Identification. The Eastern Shoshone have lived in Western Wyoming, particularly in the valleys of the Wind, Green, and Big Horn rivers, since about the fifteenth century, combining the general culture type of the Great Basin with those of the pre-horse and post-horse Great Plains. In addition, they have been influenced by Spanish, American, and other sources. In the early 1980s, there were perhaps three thousand of their descendants living on the Wind River Reservation in Wyoming and its environs.

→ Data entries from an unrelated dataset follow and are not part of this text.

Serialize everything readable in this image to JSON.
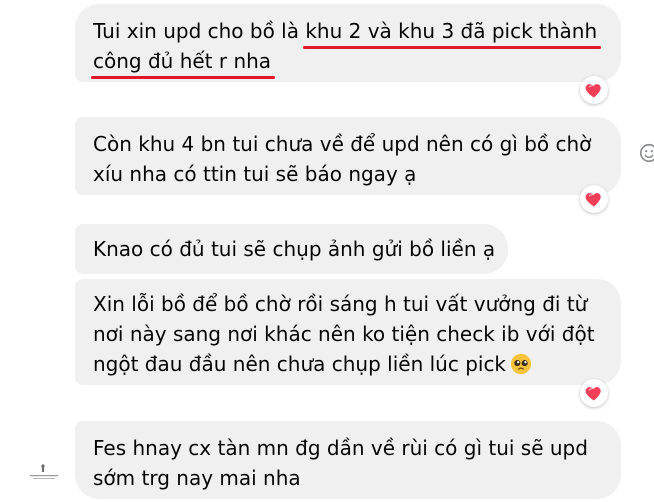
{
  "messages": [
    {
      "lines": [
        {
          "plain": "Tui xin upd cho bồ là ",
          "highlight": "khu 2 và khu 3 đã pick thành"
        },
        {
          "plain": "",
          "highlight": "công đủ hết r nha"
        }
      ],
      "reaction": "heart"
    },
    {
      "lines": [
        {
          "plain": "Còn khu 4 bn tui chưa về để upd nên có gì bồ chờ"
        },
        {
          "plain": "xíu nha có ttin tui sẽ báo ngay ạ"
        }
      ],
      "reaction": "heart"
    },
    {
      "lines": [
        {
          "plain": "Knao có đủ tui sẽ chụp ảnh gửi bồ liền ạ"
        }
      ]
    },
    {
      "lines": [
        {
          "plain": "Xin lỗi bồ để bồ chờ rồi sáng h tui vất vưởng đi từ"
        },
        {
          "plain": "nơi này sang nơi khác nên ko tiện check ib với đột"
        },
        {
          "plain": "ngột đau đầu nên chưa chụp liền lúc pick"
        }
      ],
      "trailing_emoji": "pleading-face-emoji",
      "reaction": "heart"
    },
    {
      "lines": [
        {
          "plain": "Fes hnay cx tàn mn đg dần về rùi có gì tui sẽ upd"
        },
        {
          "plain": "sớm trg nay mai nha"
        }
      ]
    }
  ],
  "colors": {
    "bubble_bg": "#f0f0f0",
    "text": "#050505",
    "underline": "#e0162b",
    "heart": "#f33e58"
  },
  "icons": {
    "reaction": "heart-icon",
    "side_action": "smiley-icon",
    "watermark": "watermark-logo"
  }
}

Location. The Eastern Shoshone can be divided into two groups, the Buffalo Eaters (Sage Brush People) and the Mountain Sheep Eaters (Mountaineers). The former occupied the Green River and Wind River valleys and had a pattern of annual movement with concurrent tribal concentration and dispersal. In earlier times they were under continual attack from the Plains tribes, including the Arapaho, Black-foot, and Sioux. The Mountain Sheep Eaters used the central Rocky Mountain region, including the Yellowstone Lake area. The Wind River Reservation, which they now share with the Northern Arapaho, was established in 1863. It is a Generally dry mountainous area with rainfall averaging about thirteen inches a year, and with average temperatures ranging from 10° to 80° F.
Linguistic Affiliation. The Shoshone spoke dialects of the Central Numic language, a branch of the Uto-Aztecan Language family, and had affinities to the languages of the Northern and Western Shoshone groups.